What they offer us is precisely love without the fall, without falling in love, without this totally unpredictable dramatic encounter. And that’s what I find very sad. I think that today we are simply more and more afraid of this event or encounters. You encounter something which is totally contingent, but the result of it, if you accept it as an event, is that your entire life changes. It’s a different story.

This is why I think that this avoiding falling in love is the same phenomenon as a standard joke that I use in almost all my books, you know. How we want today to think without the bet aspect of it, without the price we have to pay for it. We want—I don’t know—we want sugar without calories, so we have sweeteners. We want beer without alcohol. We want—and so on and so on. And I claim it’s the same thing in sexuality. We want brief safe-sex sexual encounters without the fall, without this fatal attachment.

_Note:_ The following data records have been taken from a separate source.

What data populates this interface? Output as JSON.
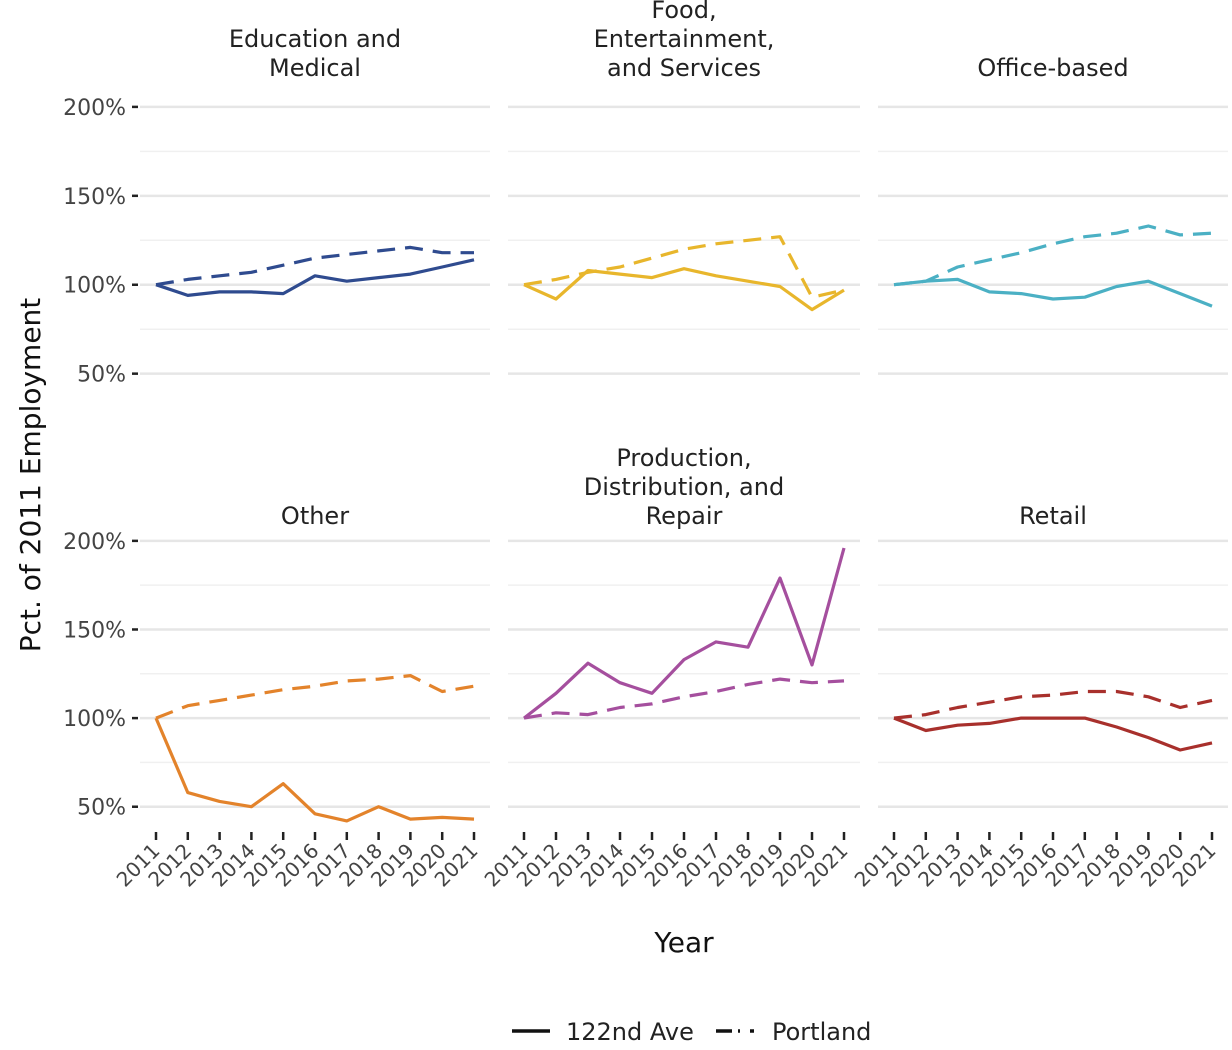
{
  "chart_data": {
    "type": "line",
    "ylabel": "Pct. of 2011 Employment",
    "xlabel": "Year",
    "x": [
      "2011",
      "2012",
      "2013",
      "2014",
      "2015",
      "2016",
      "2017",
      "2018",
      "2019",
      "2020",
      "2021"
    ],
    "y_ticks": [
      "50%",
      "100%",
      "150%",
      "200%"
    ],
    "y_tick_values": [
      50,
      100,
      150,
      200
    ],
    "ylim": [
      38,
      205
    ],
    "legend": {
      "placement": "bottom",
      "entries": [
        {
          "label": "122nd Ave",
          "linetype": "solid"
        },
        {
          "label": "Portland",
          "linetype": "dashed"
        }
      ]
    },
    "grid": true,
    "panels": [
      {
        "title": [
          "Education and",
          "Medical"
        ],
        "color": "#2f4b8f",
        "series": [
          {
            "name": "122nd Ave",
            "values": [
              100,
              94,
              96,
              96,
              95,
              105,
              102,
              104,
              106,
              110,
              114
            ]
          },
          {
            "name": "Portland",
            "values": [
              100,
              103,
              105,
              107,
              111,
              115,
              117,
              119,
              121,
              118,
              118
            ]
          }
        ]
      },
      {
        "title": [
          "Food,",
          "Entertainment,",
          "and Services"
        ],
        "color": "#e8b62c",
        "series": [
          {
            "name": "122nd Ave",
            "values": [
              100,
              92,
              108,
              106,
              104,
              109,
              105,
              102,
              99,
              86,
              97
            ]
          },
          {
            "name": "Portland",
            "values": [
              100,
              103,
              107,
              110,
              115,
              120,
              123,
              125,
              127,
              93,
              97
            ]
          }
        ]
      },
      {
        "title": [
          "Office-based"
        ],
        "color": "#4bb0c4",
        "series": [
          {
            "name": "122nd Ave",
            "values": [
              100,
              102,
              103,
              96,
              95,
              92,
              93,
              99,
              102,
              95,
              88
            ]
          },
          {
            "name": "Portland",
            "values": [
              100,
              102,
              110,
              114,
              118,
              123,
              127,
              129,
              133,
              128,
              129
            ]
          }
        ]
      },
      {
        "title": [
          "Other"
        ],
        "color": "#e3832b",
        "series": [
          {
            "name": "122nd Ave",
            "values": [
              100,
              58,
              53,
              50,
              63,
              46,
              42,
              50,
              43,
              44,
              43
            ]
          },
          {
            "name": "Portland",
            "values": [
              100,
              107,
              110,
              113,
              116,
              118,
              121,
              122,
              124,
              115,
              118
            ]
          }
        ]
      },
      {
        "title": [
          "Production,",
          "Distribution, and",
          "Repair"
        ],
        "color": "#a54f9e",
        "series": [
          {
            "name": "122nd Ave",
            "values": [
              100,
              114,
              131,
              120,
              114,
              133,
              143,
              140,
              179,
              130,
              196
            ]
          },
          {
            "name": "Portland",
            "values": [
              100,
              103,
              102,
              106,
              108,
              112,
              115,
              119,
              122,
              120,
              121
            ]
          }
        ]
      },
      {
        "title": [
          "Retail"
        ],
        "color": "#a8302c",
        "series": [
          {
            "name": "122nd Ave",
            "values": [
              100,
              93,
              96,
              97,
              100,
              100,
              100,
              95,
              89,
              82,
              86
            ]
          },
          {
            "name": "Portland",
            "values": [
              100,
              102,
              106,
              109,
              112,
              113,
              115,
              115,
              112,
              106,
              110
            ]
          }
        ]
      }
    ]
  }
}
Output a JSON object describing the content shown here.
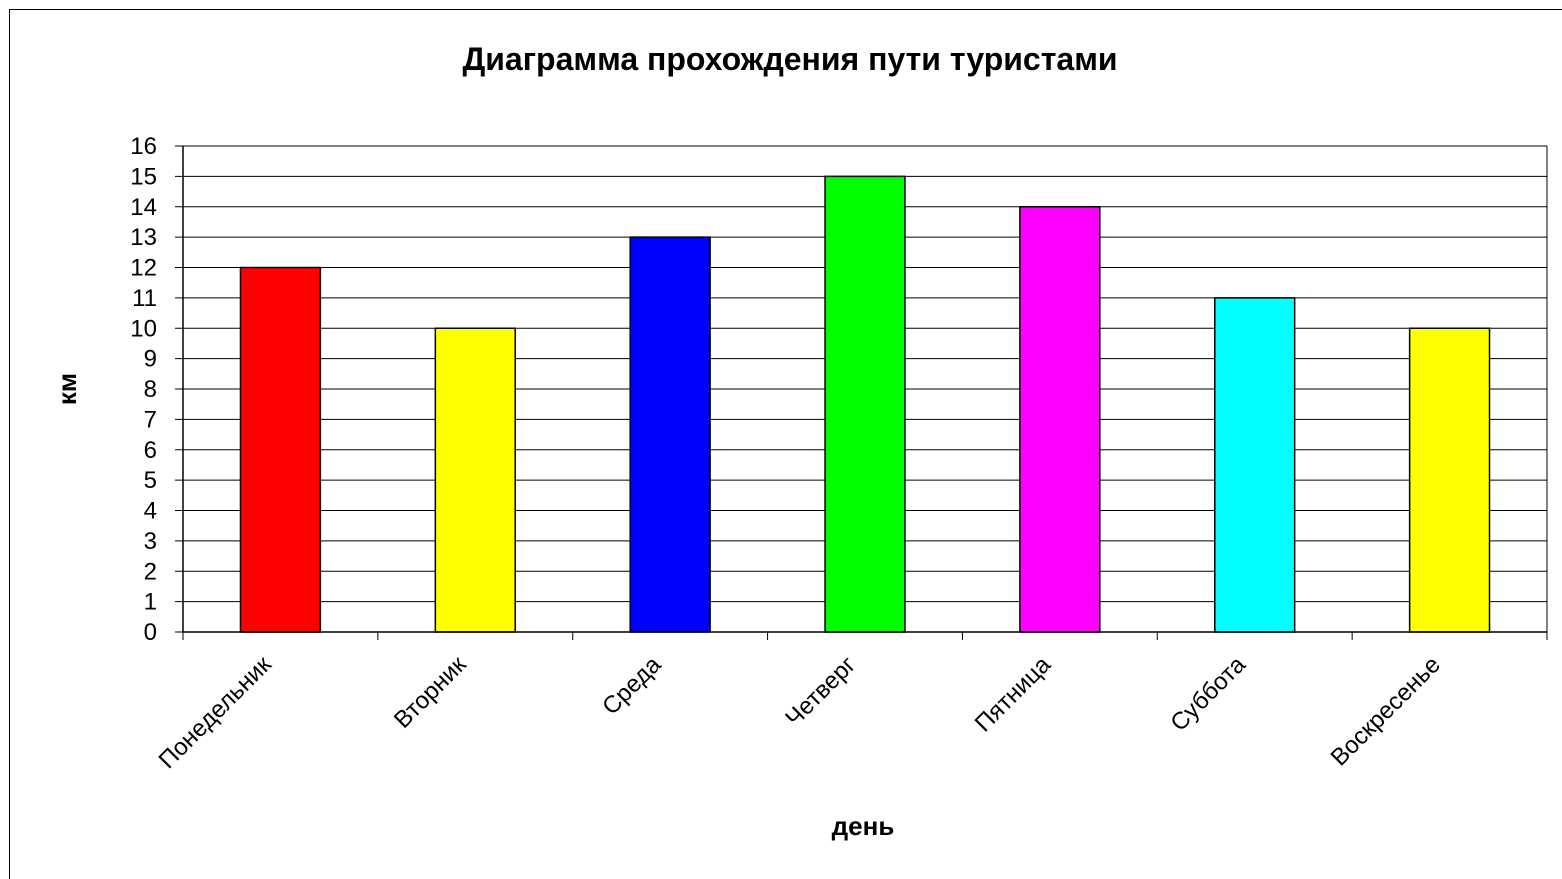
{
  "chart_data": {
    "type": "bar",
    "title": "Диаграмма прохождения пути туристами",
    "xlabel": "день",
    "ylabel": "км",
    "categories": [
      "Понедельник",
      "Вторник",
      "Среда",
      "Четверг",
      "Пятница",
      "Суббота",
      "Воскресенье"
    ],
    "values": [
      12,
      10,
      13,
      15,
      14,
      11,
      10
    ],
    "colors": [
      "#ff0000",
      "#ffff00",
      "#0000ff",
      "#00ff00",
      "#ff00ff",
      "#00ffff",
      "#ffff00"
    ],
    "ylim": [
      0,
      16
    ],
    "yticks": [
      "0",
      "1",
      "2",
      "3",
      "4",
      "5",
      "6",
      "7",
      "8",
      "9",
      "10",
      "11",
      "12",
      "13",
      "14",
      "15",
      "16"
    ],
    "grid": true,
    "legend": "none"
  }
}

And I think this is the most sad thing here that even what is slowly emerging is maybe a deeper dominant ideology today. What I ironically refer to as Western Buddhism. Life is just a play of appearances. Don’t take it too seriously. Maintain a proper distance. Don’t get too attached to worldly objects. It fits perfectly this superficial consumerist attitude.

So again, events are rare. An event is a dramatic encounter which, to put it in more learned philosophical terms, retroactively creates its own causes.